Sounds reasonable to me. By eliminating the phone's need to switch from 3G to EDGE, maybe I've worked around several of the reasons that the iPhone drops calls. Funny that AT&T with all its resources can't adequately explain this -- or point a finger at Apple.
Okay, the iPhone is NOT the only 3G smartphone on AT&Ts network. Ever here of anyone else complaining about their smartphone? How about Droid users on Verizon?
I suspect there is a bug in switching towers when 3G is enabled. If I had to make a guess, it would be that the degrade from 3G to Edge is too slow. Because of this, it stays in 3G mode just a bit too long and drops the call. I think it is trying to hold up the data rate on the data connection it has. Once you turn 3G off, you don’t have that switch go on. It basically is just doing cell switching. There are multiple cases here and I think 1 of them does not work reliably.

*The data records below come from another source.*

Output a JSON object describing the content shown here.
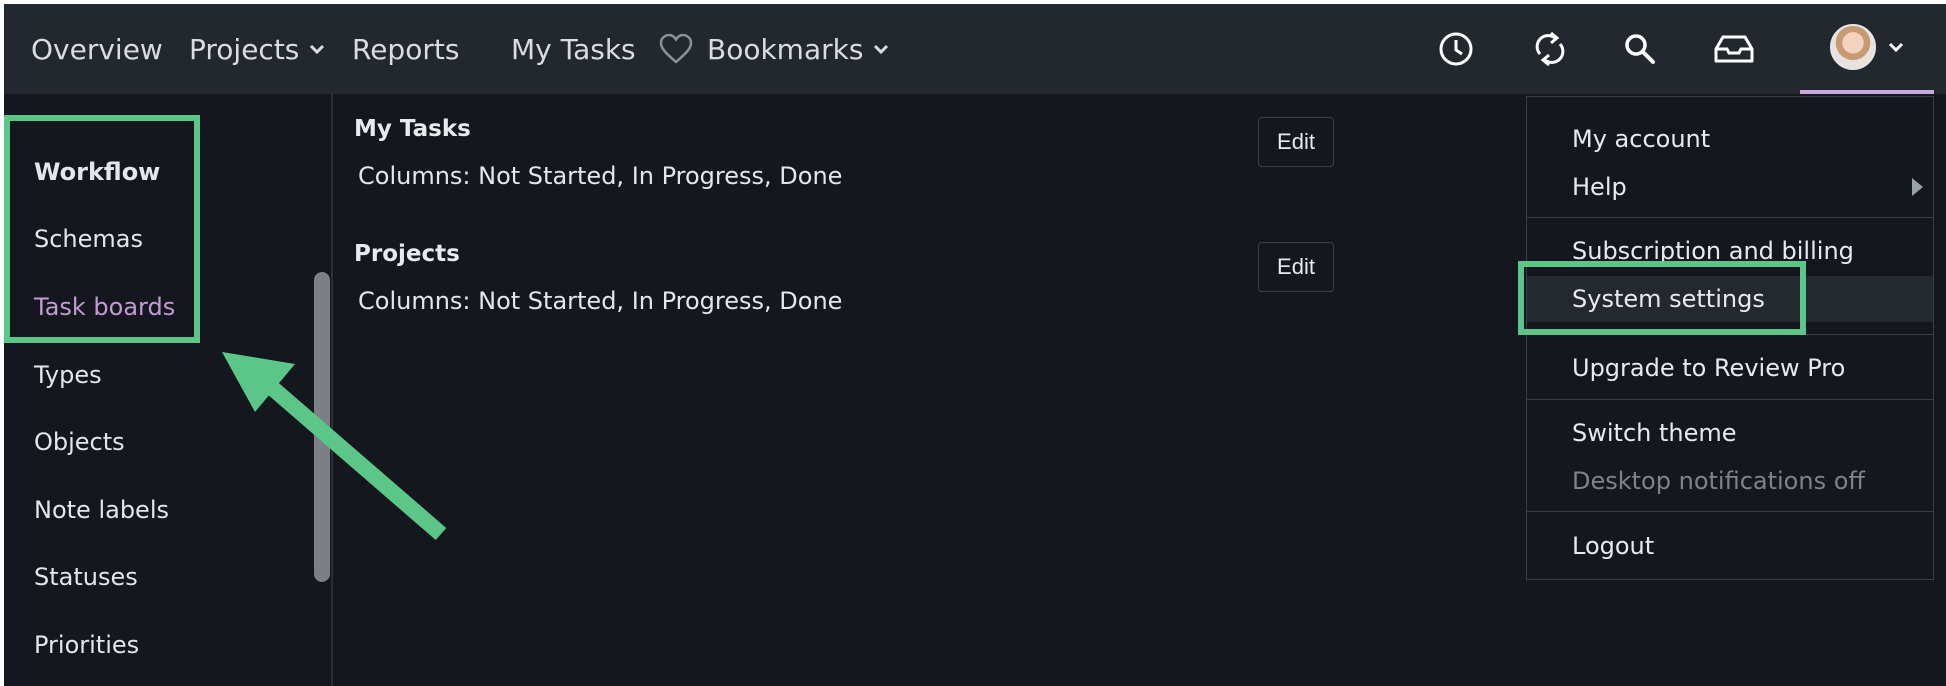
{
  "nav": {
    "items": [
      {
        "label": "Overview"
      },
      {
        "label": "Projects"
      },
      {
        "label": "Reports"
      },
      {
        "label": "My Tasks"
      },
      {
        "label": "Bookmarks"
      }
    ],
    "icons": [
      "clock-icon",
      "sync-icon",
      "search-icon",
      "inbox-icon"
    ]
  },
  "sidebar": {
    "items": [
      {
        "label": "Workflow"
      },
      {
        "label": "Schemas"
      },
      {
        "label": "Task boards"
      },
      {
        "label": "Types"
      },
      {
        "label": "Objects"
      },
      {
        "label": "Note labels"
      },
      {
        "label": "Statuses"
      },
      {
        "label": "Priorities"
      }
    ]
  },
  "boards": [
    {
      "title": "My Tasks",
      "desc": "Columns: Not Started, In Progress, Done",
      "edit": "Edit"
    },
    {
      "title": "Projects",
      "desc": "Columns: Not Started, In Progress, Done",
      "edit": "Edit"
    }
  ],
  "user_menu": {
    "items": [
      {
        "label": "My account"
      },
      {
        "label": "Help"
      },
      {
        "label": "Subscription and billing"
      },
      {
        "label": "System settings"
      },
      {
        "label": "Upgrade to Review Pro"
      },
      {
        "label": "Switch theme"
      },
      {
        "label": "Desktop notifications off"
      },
      {
        "label": "Logout"
      }
    ]
  },
  "colors": {
    "background": "#14181e",
    "topbar": "#23272e",
    "accent": "#c39bd3",
    "annotation": "#5cc689"
  }
}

It could be an iPhone issue, sure. Perhaps the radio for 3G just sucks? I dunno. I do know that with 3G off, my calls are louder, clearer, and I can maintain them even -- gasp! -- when I'm moving around.
I guess the data volume of the 3G network is higher. But what else contributes to better 2G calls? Is this happening just because the 2G network is more mature? Better codecs and whatnot? Anyone care to venture a technical guess?